A Harrisonburg U.S. District Court dismisses this declaratory judgment action filed by three FM radio stations asking the court to declare that broadcasts, made via a geofencing technology yet to be implemented, are exempt from liability for copyright royalties under sections 112 and 114 of the Copyright Act; plaintiffs’ allegations are too speculative, indefinite and hypothetical to allow the court to make a judgment as to whether the proposed broadcasts will result in copyright infringement or not.

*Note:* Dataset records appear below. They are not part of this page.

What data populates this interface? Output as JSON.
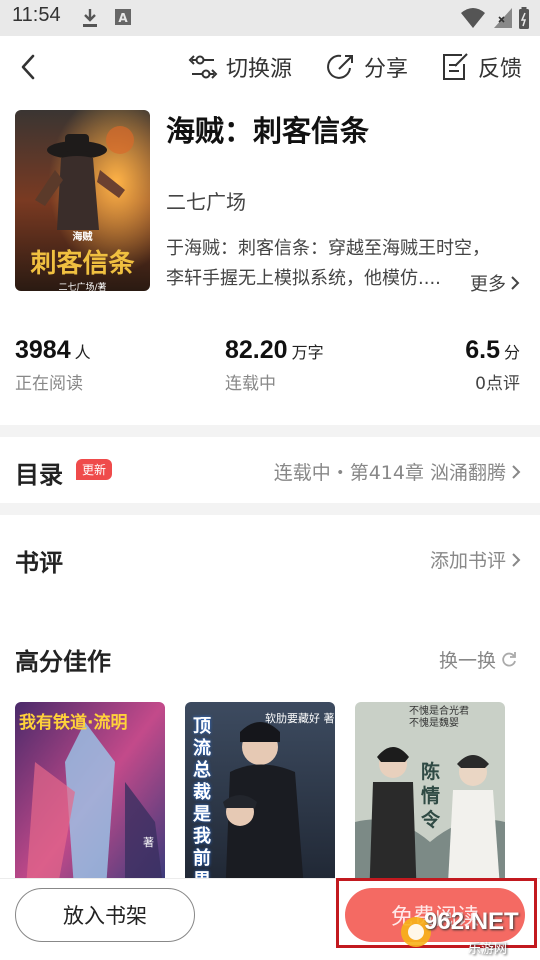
{
  "status_bar": {
    "time": "11:54"
  },
  "top_bar": {
    "switch_source": "切换源",
    "share": "分享",
    "feedback": "反馈"
  },
  "book": {
    "title": "海贼：刺客信条",
    "author": "二七广场",
    "desc_line1": "于海贼：刺客信条：穿越至海贼王时空，",
    "desc_line2": "李轩手握无上模拟系统，他模仿....",
    "more": "更多",
    "cover_title": "刺客信条",
    "cover_sub": "海贼",
    "cover_author": "二七广场/著"
  },
  "stats": [
    {
      "value": "3984",
      "unit": "人",
      "label": "正在阅读"
    },
    {
      "value": "82.20",
      "unit": "万字",
      "label": "连载中"
    },
    {
      "value": "6.5",
      "unit": "分",
      "label": "0点评"
    }
  ],
  "catalog": {
    "title": "目录",
    "badge": "更新",
    "status": "连载中・第414章 汹涌翻腾"
  },
  "review": {
    "title": "书评",
    "add": "添加书评"
  },
  "recommend": {
    "title": "高分佳作",
    "refresh": "换一换",
    "books": [
      {
        "cover_text": "我有铁道·流明",
        "author_text": "著"
      },
      {
        "cover_text": "顶流总裁是我前男友",
        "author_text": "软肋要藏好 著"
      },
      {
        "cover_text": "陈情令",
        "author_text": "不愧是合光君 不愧是魏婴"
      }
    ]
  },
  "bottom": {
    "shelf": "放入书架",
    "read": "免费阅读"
  },
  "watermark": {
    "line1": "962.NET",
    "line2": "乐游网"
  }
}
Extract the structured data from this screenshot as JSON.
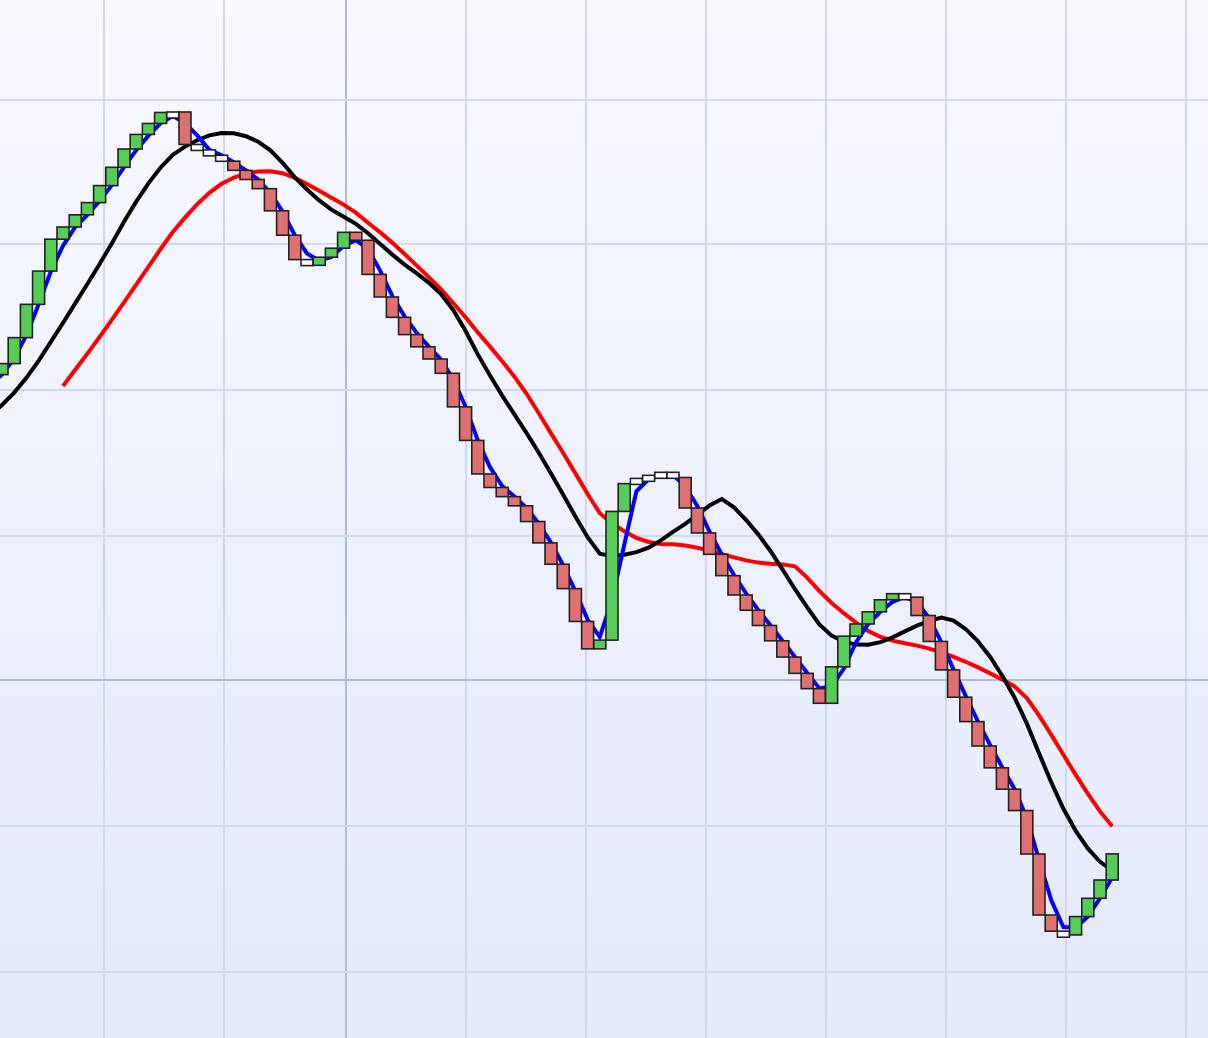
{
  "chart": {
    "lines": [
      {
        "kind": "slow",
        "color": "#ff0000"
      },
      {
        "kind": "medium",
        "color": "#000000"
      },
      {
        "kind": "fast",
        "color": "#0000ff"
      }
    ]
  }
}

The Copyright Act permits radio stations to broadcast copyrighted sound recordings if the broadcast is part of a “retransmission of a nonsubscription broadcast transmission” and the “transmission is not willfully or repeatedly transmitted more than a radius of 150 miles from” the site of the station’s radio broadcast transmitter. Should a station willfully or repeatedly retransmit recordings beyond that radius, it must pay for the privilege of using any copyrighted sound recording.
Defendant Sound Exchange Inc. is a nonprofit organization designated by the Copyright Royalty Board to collect royalties from broadcasters on behalf of copyright owners who join its membership. SoundExchange is the sole collector of royalties due under statutory licenses. Plaintiff stations hope to implement a technology known as geofencing which they claim will allow them to restrict retransmitted broadcasts to listeners physically located within the 150-mile radius. The stations claim they have not yet implemented this technology due to the substantial financial investment it would require and the unresolved legal question of whether geofencing will exempt them from copyright liability.

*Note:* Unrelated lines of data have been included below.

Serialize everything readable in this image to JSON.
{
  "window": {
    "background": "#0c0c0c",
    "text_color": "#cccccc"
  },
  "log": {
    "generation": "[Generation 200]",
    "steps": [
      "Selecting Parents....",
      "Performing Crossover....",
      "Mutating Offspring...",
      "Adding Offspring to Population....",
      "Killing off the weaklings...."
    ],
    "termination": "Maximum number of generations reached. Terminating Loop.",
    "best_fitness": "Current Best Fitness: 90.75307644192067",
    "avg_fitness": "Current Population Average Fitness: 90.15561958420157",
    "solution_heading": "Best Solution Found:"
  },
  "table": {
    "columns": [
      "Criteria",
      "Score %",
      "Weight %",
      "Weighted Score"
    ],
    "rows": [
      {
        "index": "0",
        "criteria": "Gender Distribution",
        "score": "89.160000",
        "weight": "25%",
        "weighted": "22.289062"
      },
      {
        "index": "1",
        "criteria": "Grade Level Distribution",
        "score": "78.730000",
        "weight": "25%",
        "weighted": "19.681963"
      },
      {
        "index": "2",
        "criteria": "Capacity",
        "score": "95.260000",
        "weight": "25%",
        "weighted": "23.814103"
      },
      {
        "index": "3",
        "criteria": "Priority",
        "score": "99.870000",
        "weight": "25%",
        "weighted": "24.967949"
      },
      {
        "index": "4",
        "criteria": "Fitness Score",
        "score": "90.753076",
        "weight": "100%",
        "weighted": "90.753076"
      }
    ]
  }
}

The magistrate judge recommend dismissing the suit pursuant to Rule 12(b)(1), finding that while the parties disagreed as to the interpretation of the Copyright Act, the stations failed to allege any cognizable injury fairly traceable to SoundExchange. Plaintiffs object, arguing that because the magistrate judge focused on liability for copyright infringement, he overlooked potential contract liability for the two plaintiff stations operating under the statutory license. The court will limit its review only to the issue of the “contract-based claim” as to the other two stations, a claim which was neither raised in the letter giving rise to the suit nor pleaded in the complaint.
Nothing about the stations’ allegations remotely resembles a contract claim. The stations do not ask the court to interpret or enforce the claimed contract – the statutory license. Rather, they seek a declaration that they will meet an exemption from copyright liability under an exemption in the Copyright Act. The real issue here does not concern the terms of the statutory license entered into by two of the plaintiff stations and administered by SoundExchange. Rather, the entire issue focuses on the Copyright Act exemption.
Thus, the magistrate judge neither erred nor failed to address the stations’ arguments by focusing his analysis on § 114(d)(1)(B)(i) and concluding that the injury here was not fairly traceable to SoundExchange. Although SoundExchange refused to give assurances that the stations would not face legal challenges with implementation of the geofencing technology, such a refusal to give assurances does not create an actual controversy.
Granting leave to amend would be futile. The stations have done little or nothing to demonstrate that geofencing is anything more than a pipe dream.
WTGD 105.1 FM v. SoundExchange Inc. (Urbanski) No. 5:14cv15, Feb. 13, 2015; USDC at Harrisonburg, Va. VLW 015-3-097, 12 pp.